On voyait tous les jours les deux amis dans cette voiture parcourir les rues de la ville, se promener dans les environs, recevoir les félicitations de leurs amis, ou aller voir à leur tour ceux qui comme eux avaient été blessés dans la bataille meurtrière de l’été précédent, mais qui, moins heureux qu’eux-mêmes, étaient encore obligés de garder leur appartement.

Il ne lui fut pas très-difficile de déterminer Cécile et Agnès à les accompagner dans quelques-unes de leurs courtes excursions ; mais Agnès ne pouvait jamais s’empêcher de froncer le sourcil toutes les fois que le hasard voulait qu’ils rencontrassent quelques officiers de l’armée royale. L’aspect de miss Dynevor était plus conciliant, et elle avait même quelquefois l’air assez gracieux pour s’attirer les reproches de sa cousine quand elles se trouvaient tête à tête.

— Sûrement, Cécile, vous oubliez tout ce que souffrent nos pauvres compatriotes, dans leurs misérables logements hors de la ville, sans quoi vous seriez moins prodigue de politesses envers ces pavillons de l’armée, lui dit un jour miss Danforth avec un peu d’humeur, en rentrant après une de ces promenades pendant laquelle elle croyait que sa cousine avait contrevenu à cette convention tacite, par laquelle la plupart des femmes des colonies se croyaient obligées de montrer à leurs oppresseurs tout le ressentiment féminin.

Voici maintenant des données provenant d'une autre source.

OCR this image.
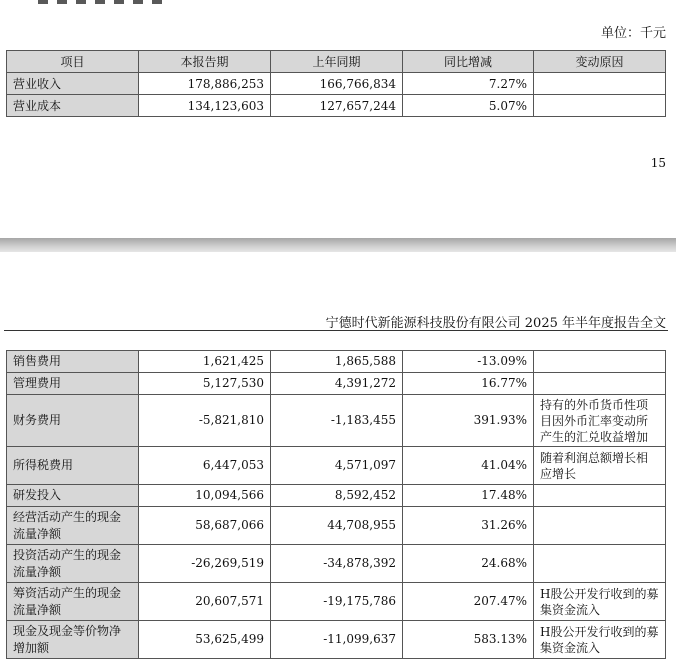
单位：千元
项目	本报告期	上年同期	同比增减	变动原因
营业收入	178,886,253	166,766,834	7.27%	
营业成本	134,123,603	127,657,244	5.07%	
15
宁德时代新能源科技股份有限公司 2025 年半年度报告全文
销售费用	1,621,425	1,865,588	-13.09%	
管理费用	5,127,530	4,391,272	16.77%	
财务费用	-5,821,810	-1,183,455	391.93%	持有的外币货币性项目因外币汇率变动所产生的汇兑收益增加
所得税费用	6,447,053	4,571,097	41.04%	随着利润总额增长相应增长
研发投入	10,094,566	8,592,452	17.48%	
经营活动产生的现金流量净额	58,687,066	44,708,955	31.26%	
投资活动产生的现金流量净额	-26,269,519	-34,878,392	24.68%	
筹资活动产生的现金流量净额	20,607,571	-19,175,786	207.47%	H股公开发行收到的募集资金流入
现金及现金等价物净增加额	53,625,499	-11,099,637	583.13%	H股公开发行收到的募集资金流入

Si un chef de notre armée se fût présenté à vous, vous n’auriez pu le recevoir avec un sourire plus obligeant que celui que vous venez d’accorder à ce sir Digby Dent !

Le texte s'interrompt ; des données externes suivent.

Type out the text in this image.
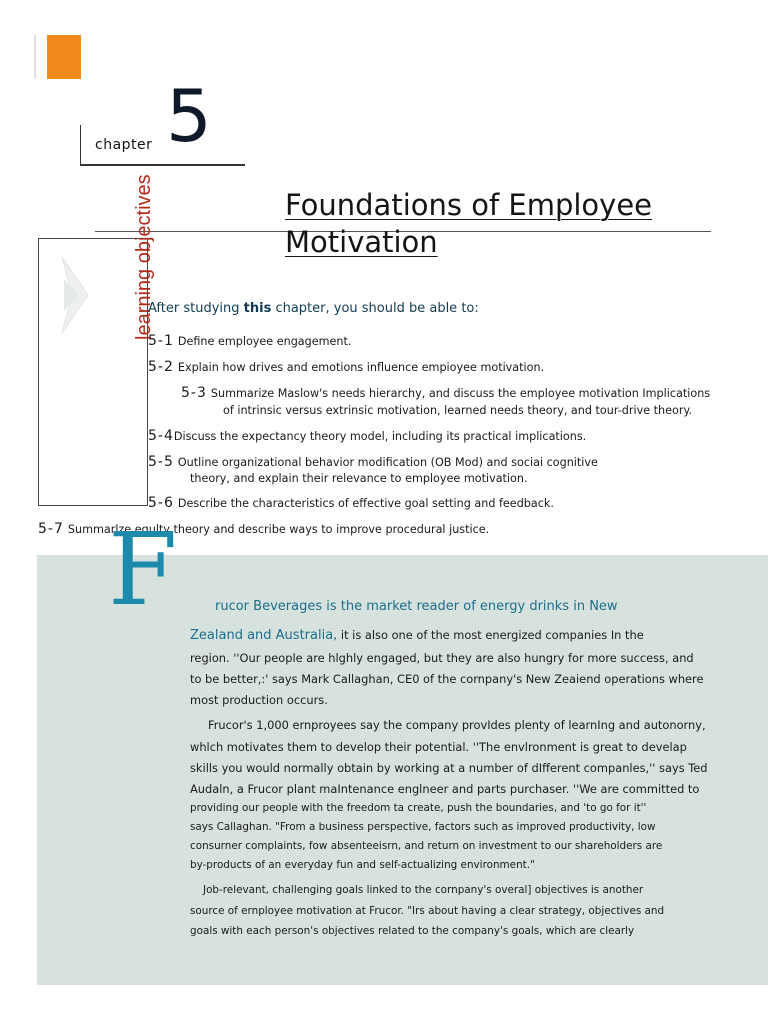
chapter 5
Foundations of Employee
Motivation
learning objectives
After studying this chapter, you should be able to:
5-1 Define employee engagement.
5-2 Explain how drives and emotions influence empioyee motivation.
5-3 Summarize Maslow's needs hierarchy, and discuss the employee motivation Implications
of intrinsic versus extrinsic motivation, learned needs theory, and tour-drive theory.
5-4Discuss the expectancy theory model, including its practical implications.
5-5 Outline organizational behavior modification (OB Mod) and sociai cognitive
theory, and explain their relevance to employee motivation.
5-6 Describe the characteristics of effective goal setting and feedback.
5-7 Summarlze equlty theory and describe ways to improve procedural justice.
F	rucor Beverages is the market reader of energy drinks in New
Zealand and Australia, it is also one of the most energized companies In the
region. ''Our people are hlghly engaged, but they are also hungry for more success, and
to be better,:' says Mark Callaghan, CE0 of the cornpany's New Zeaiend operations where
most production occurs.
Frucor's 1,000 ernproyees say the company provIdes plenty of learnIng and autonorny,
whlch motivates them to develop their potential. ''The envlronment is great to develap
skills you would normally obtain by working at a number of dIfferent companles,'' says Ted
Audaln, a Frucor plant maIntenance englneer and parts purchaser. ''We are committed to
providing our people with the freedom ta create, push the boundaries, and 'to go for it''
says Callaghan. "From a business perspective, factors such as improved productivity, low
consurner complaints, fow absenteeisrn, and return on investment to our shareholders are
by-products of an everyday fun and self-actualizing environment."
Job-relevant, challenging goals linked to the cornpany's overal] objectives is another
source of ernployee motivation at Frucor. "Irs about having a clear strategy, objectives and
goals with each person's objectives related to the company's goals, which are clearly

— Je n’ai rien à dire en faveur de mon sourire, ma sérieuse cousine ; mais ce sir Digby Dent est un gentilhomme.

— Un gentilhomme ! tout Anglais qui porte un habit écarlate et des épaulettes ne prétend-il pas l’être, et ne se croit-il pas le droit de prendre de grands airs aux colonies ?

— Comme j’espère avoir quelques prétentions à porter moi-même le titre de lady, je ne sais pas pourquoi, dans le peu de relations que nous avons avec lui, je ne lui témoignerais pas de la politesse.

— Cécile Dynevor ! s’écria Agnès l’œil étincelant, et devinant avec l’instinct d’une femme a quoi sa cousine faisait allusion, tous les Anglais ne sont pas des Lionel Lincoln.

— Et le major Lincoln n’est pas Anglais, répondit Cécile en souriant et en rougissant ; mais j’ai quelque raison pour croire que le capitaine Polwarth a droit à ce titre.

— Fi donc, Cécile ! Fi donc ! Le pauvre homme a été bien puni de sa faute, et il doit inspirer la pitié.

— Prenez-y garde, cousine : la pitié est proche parente de sentiments plus tendres, et si vous la laissez une fois entrer dans votre cœur, vous pourrez bien en ouvrir la porte à toute la famille.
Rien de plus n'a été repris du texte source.